Nas quatro décadas anteriores, a placa homenageava apenas os seus colegas do sexo masculino, o vencedor do Prémio Nobel de Medicina de 2010, Robert Edwards (1925-2013) (Norton) e Patrick Steptoe (1913-1988) (Nighy).
A ocultação de Purdy para o reconhecimento foi o que primeiro atraiu Nighy para o papel.
“Foi mais uma oportunidade para colocar uma bomba sob a tendência masculina de rejeitar a contribuição das mulheres para qualquer coisa”, explicou.
“Existem muitos, muitos casos, desde o ADN até à FIV”, acrescentou.
Pessoal
Além de Taylor, várias outras pessoas envolvidas em “Joy” tiveram experiência direta no uso da FIV para conceber, tornando o processo de produção profundamente emocional.
“Muita experiência pessoal foi investida neste filme, tanto na escrita como na produção”, observou Norton. “Era evidente nas páginas – chorei quando li.”
Os argumentistas Jack Thorne e Rachel Mason, marido e mulher, que passaram por sete rondas de FIV antes de dar as boas-vindas ao filho, esperam que o filme aumente a consciencialização sobre a disponibilidade cada vez menor do tratamento na Grã-Bretanha.
Mason diz que o Serviço Nacional de Saúde do país, com falta de dinheiro, raciona cada vez mais o acesso, por isso agora a questão resume-se a "onde é que se mora ou o dinheiro que tem".
“As pessoas que agora fazem a FIV são aquelas que podem pagar para fazê-la”, repete Thorne.

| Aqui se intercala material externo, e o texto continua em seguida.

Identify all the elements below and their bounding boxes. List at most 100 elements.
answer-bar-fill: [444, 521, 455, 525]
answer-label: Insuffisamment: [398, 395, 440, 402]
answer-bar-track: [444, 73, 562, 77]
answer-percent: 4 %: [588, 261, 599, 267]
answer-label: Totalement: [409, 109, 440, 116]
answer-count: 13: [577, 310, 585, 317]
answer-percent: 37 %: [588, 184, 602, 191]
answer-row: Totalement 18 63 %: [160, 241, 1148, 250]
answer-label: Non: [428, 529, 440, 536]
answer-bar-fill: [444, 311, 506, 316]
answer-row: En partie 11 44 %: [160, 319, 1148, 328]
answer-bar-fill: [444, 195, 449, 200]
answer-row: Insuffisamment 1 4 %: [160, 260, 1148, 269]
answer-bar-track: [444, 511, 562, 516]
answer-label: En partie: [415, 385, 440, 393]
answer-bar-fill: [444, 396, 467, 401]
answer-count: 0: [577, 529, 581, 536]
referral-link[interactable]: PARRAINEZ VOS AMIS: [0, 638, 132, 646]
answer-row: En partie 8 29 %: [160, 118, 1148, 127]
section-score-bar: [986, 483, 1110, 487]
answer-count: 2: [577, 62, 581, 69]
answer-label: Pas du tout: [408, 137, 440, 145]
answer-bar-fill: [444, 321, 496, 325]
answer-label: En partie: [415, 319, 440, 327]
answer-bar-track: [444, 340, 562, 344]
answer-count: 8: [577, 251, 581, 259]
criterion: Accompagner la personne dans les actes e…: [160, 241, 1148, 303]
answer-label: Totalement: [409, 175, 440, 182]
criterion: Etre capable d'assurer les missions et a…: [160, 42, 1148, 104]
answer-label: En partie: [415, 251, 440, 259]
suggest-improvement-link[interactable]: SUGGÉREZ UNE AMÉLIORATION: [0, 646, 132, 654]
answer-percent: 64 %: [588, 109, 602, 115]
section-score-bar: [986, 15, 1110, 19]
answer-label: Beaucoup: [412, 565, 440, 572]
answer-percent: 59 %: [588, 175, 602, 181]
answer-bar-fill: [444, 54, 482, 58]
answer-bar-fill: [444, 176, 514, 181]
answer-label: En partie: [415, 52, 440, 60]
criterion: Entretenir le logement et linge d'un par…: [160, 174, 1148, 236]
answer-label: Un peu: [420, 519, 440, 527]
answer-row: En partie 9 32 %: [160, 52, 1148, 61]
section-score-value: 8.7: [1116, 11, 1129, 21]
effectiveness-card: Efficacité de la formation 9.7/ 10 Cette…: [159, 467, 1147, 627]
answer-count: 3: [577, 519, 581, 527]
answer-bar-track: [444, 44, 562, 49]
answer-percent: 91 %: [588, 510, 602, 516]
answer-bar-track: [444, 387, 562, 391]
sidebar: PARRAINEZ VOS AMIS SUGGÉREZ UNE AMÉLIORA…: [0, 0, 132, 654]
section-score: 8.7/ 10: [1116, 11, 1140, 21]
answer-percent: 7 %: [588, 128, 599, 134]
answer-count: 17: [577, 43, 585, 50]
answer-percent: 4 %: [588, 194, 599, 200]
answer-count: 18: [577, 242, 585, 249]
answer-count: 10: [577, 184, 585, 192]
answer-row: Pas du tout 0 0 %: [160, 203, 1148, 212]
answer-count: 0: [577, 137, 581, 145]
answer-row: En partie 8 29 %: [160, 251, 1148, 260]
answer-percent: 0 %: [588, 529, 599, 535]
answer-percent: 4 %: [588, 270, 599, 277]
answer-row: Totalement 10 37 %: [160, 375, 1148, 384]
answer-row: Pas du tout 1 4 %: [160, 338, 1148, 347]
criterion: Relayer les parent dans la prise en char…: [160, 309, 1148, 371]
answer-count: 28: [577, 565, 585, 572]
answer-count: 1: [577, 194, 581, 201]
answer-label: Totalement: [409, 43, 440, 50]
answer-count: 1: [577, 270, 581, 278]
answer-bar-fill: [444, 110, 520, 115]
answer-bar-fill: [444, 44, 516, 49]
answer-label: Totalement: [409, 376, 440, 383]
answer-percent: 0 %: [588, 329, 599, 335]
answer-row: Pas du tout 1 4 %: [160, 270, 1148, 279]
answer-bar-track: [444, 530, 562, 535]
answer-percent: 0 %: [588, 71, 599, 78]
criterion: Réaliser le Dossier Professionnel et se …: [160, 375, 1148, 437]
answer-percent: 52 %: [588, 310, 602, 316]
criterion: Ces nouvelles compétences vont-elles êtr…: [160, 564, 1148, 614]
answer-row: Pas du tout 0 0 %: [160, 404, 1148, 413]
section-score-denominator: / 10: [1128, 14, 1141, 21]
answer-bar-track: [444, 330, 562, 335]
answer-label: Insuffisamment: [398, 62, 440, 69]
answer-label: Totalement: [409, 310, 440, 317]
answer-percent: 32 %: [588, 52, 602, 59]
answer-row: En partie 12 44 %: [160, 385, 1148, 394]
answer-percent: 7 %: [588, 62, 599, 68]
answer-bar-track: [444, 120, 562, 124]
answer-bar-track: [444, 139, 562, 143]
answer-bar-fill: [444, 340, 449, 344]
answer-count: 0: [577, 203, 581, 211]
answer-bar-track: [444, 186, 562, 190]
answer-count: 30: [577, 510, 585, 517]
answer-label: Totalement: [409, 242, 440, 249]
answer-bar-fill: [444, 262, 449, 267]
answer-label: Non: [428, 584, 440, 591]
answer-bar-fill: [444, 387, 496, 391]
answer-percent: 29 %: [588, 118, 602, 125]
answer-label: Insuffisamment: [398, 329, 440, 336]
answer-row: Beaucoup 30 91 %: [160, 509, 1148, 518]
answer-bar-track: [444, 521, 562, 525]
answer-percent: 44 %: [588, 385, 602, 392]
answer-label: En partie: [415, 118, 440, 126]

"Está errado... e espero que este filme levante a questão sobre como nos sentimos como sociedade em relação a isso."
Brown observa que isso ia contra o espírito dos cientistas pioneiros aos quais ela deve a sua vida.
Ela cresceu a conhecer o trio, comparando-os a "uma grande família", e forjou uma amizade de décadas com Edwards em particular.

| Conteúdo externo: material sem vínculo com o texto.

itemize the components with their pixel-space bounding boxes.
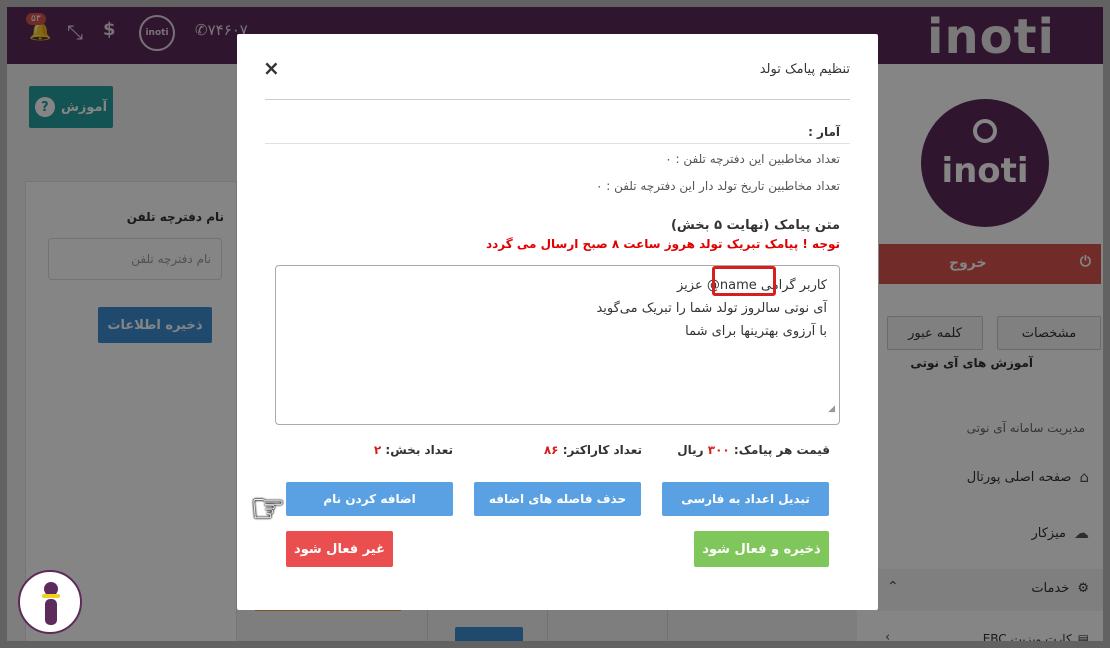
stat-birthday-contacts: تعداد مخاطبین تاریخ تولد دار این دفترچه … xyxy=(595,179,840,193)
deactivate-button[interactable]: غیر فعال شود xyxy=(286,531,393,567)
sms-text-label: متن پیامک (نهایت ۵ بخش) xyxy=(670,218,840,233)
divider xyxy=(265,99,850,100)
char-count-value: ۸۶ xyxy=(543,443,559,457)
part-count-label: تعداد بخش: xyxy=(385,443,453,457)
resize-handle-icon[interactable]: ◢ xyxy=(828,398,835,421)
add-name-button[interactable]: اضافه کردن نام xyxy=(286,482,453,516)
part-count: تعداد بخش: ۲ xyxy=(374,443,453,457)
char-count-label: تعداد کاراکتر: xyxy=(562,443,642,457)
badge-stem xyxy=(45,599,57,625)
remove-extra-spaces-button[interactable]: حذف فاصله های اضافه xyxy=(474,482,641,516)
price-value: ۳۰۰ xyxy=(707,443,730,457)
part-count-value: ۲ xyxy=(373,443,382,457)
save-and-activate-button[interactable]: ذخیره و فعال شود xyxy=(694,531,829,567)
divider xyxy=(265,143,850,144)
name-placeholder-highlight xyxy=(712,266,776,296)
char-count: تعداد کاراکتر: ۸۶ xyxy=(544,443,642,457)
price-unit: ریال xyxy=(677,443,704,457)
message-line: آی نوتی سالروز تولد شما را تبریک می‌گوید xyxy=(596,301,827,316)
modal-title: تنظیم پیامک تولد xyxy=(759,62,850,77)
message-line: با آرزوی بهترینها برای شما xyxy=(685,324,827,339)
birthday-sms-modal: تنظیم پیامک تولد × آمار : تعداد مخاطبین … xyxy=(237,34,878,610)
price-per-sms: قیمت هر پیامک: ۳۰۰ ریال xyxy=(677,443,830,457)
floating-support-badge[interactable] xyxy=(18,570,82,634)
stats-heading: آمار : xyxy=(808,125,840,139)
stat-contacts: تعداد مخاطبین این دفترچه تلفن : ۰ xyxy=(665,152,840,166)
convert-digits-button[interactable]: تبدیل اعداد به فارسی xyxy=(662,482,829,516)
badge-accent xyxy=(42,594,60,598)
pointing-hand-icon: ☞ xyxy=(250,486,286,532)
close-icon[interactable]: × xyxy=(263,56,280,80)
send-time-warning: توجه ! پیامک تبریک تولد هروز ساعت ۸ صبح … xyxy=(485,237,840,251)
price-label: قیمت هر پیامک: xyxy=(733,443,830,457)
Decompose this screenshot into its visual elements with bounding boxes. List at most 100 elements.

Ele compareceu ao seu casamento e conheceu os seus próprios filhos.
"Bob, Patrick e Jean queriam que estivesse disponível para todos - pessoas normais, comuns, trabalhadoras - e concordo", disse Brown antes da estreia de "Joy" no Festival de Cinema de Londres, no mês passado.
“Acho que todos deveriam poder ter isto.”